I would ask people for name reactions to study and add the suggestions to the pile of cards. One day while doing this the postdoc I was talking to harumphed when I got to the Ramberg-Bäcklund reaction. He commented that I shouldn't put less useful reactions in my cards, as they just take up space.

Ever since then I get sort of tickled when I see the Ramberg-Bäcklund in a new synthesis. I'll admit it's not very common, and by today's standards, really not too useful, but when it is used properly it is still pretty neat. So today, while piling through yet another day of ASAPs I ran into this:

The conversion of 27 to 5 is actually pretty sweet, and involves, of course, a Ramberg-Bäcklund.

No paper is without it's flaws, such as the implied enantiopurity of racemic 36, but the appropriate use of the classics is always welcome.

Also if anyone needs a named reactions book, get Bert's. It's totally sweet, chock full of a shitload of reactions, and really cheap (<$30 on 1-14-09 for the 2800 page pdf).


Dr. Miller said...

The authors get a 5:1 E:Z ratio in the R-B reaction. I am having a problem seeing how this reaction is that E/Z selective.
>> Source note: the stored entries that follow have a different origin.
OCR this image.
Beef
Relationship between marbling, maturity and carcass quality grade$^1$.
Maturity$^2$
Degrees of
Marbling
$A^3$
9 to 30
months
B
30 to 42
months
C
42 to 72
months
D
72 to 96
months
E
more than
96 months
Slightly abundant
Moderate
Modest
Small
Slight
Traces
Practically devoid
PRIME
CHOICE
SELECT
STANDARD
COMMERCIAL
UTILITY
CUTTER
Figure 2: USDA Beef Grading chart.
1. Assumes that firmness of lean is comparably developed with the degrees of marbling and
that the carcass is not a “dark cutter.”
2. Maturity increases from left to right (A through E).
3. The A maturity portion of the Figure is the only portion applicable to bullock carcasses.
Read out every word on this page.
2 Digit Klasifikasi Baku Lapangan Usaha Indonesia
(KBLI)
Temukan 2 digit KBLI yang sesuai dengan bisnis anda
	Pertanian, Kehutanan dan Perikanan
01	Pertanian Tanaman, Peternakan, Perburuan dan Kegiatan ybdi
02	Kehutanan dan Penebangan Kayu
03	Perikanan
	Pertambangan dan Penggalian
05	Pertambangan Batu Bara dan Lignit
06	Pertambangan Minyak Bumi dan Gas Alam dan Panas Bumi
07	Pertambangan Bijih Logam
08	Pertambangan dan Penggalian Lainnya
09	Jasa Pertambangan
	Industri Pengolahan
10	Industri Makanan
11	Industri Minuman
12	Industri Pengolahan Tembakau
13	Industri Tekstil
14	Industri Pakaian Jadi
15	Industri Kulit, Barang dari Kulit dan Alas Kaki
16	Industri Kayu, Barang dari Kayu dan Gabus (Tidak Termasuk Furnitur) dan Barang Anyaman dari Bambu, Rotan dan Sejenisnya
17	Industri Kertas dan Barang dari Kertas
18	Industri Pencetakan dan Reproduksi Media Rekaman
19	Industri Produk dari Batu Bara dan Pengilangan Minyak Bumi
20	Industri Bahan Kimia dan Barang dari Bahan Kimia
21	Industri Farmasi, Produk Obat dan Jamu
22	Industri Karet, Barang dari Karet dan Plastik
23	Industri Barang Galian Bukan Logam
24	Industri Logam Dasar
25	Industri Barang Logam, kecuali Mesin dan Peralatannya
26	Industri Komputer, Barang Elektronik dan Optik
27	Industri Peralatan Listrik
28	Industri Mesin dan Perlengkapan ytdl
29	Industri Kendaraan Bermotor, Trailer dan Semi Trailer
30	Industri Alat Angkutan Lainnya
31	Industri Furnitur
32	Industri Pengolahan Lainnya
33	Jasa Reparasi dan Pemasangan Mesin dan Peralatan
Any ideas?

scientist 1 said...

This is not really a forum for discussion so much as a forum for making fun of people, but I'll comment.

The R-B is is general not known for selectivity, and this is mentioned in the review referenced in the paper (Chem. Comm., 1999, 217–227). It would appear that this example is under substrate control. The formation of the epi-sulfone prior to the chelotropic elimination should be the stereodefining step, and all previous ones should have at least some level of reversibility and/or facility of diastereomer equilibration. The 4 transition states (of 8 possible) leading to
the epi-sulfones, that in turn lead to the dominant product, must be most favorable, either individually or in concert.

That or your mom.

Dr. Miller said...

A very long winded of saying that you have no idea.

scientist 1 said...

No, I also referenced your mother.

Besides, I'm essentially correct, and I bet the authors had no idea which would be formed either except for the one geometry is present in the natural products implying it's favorable.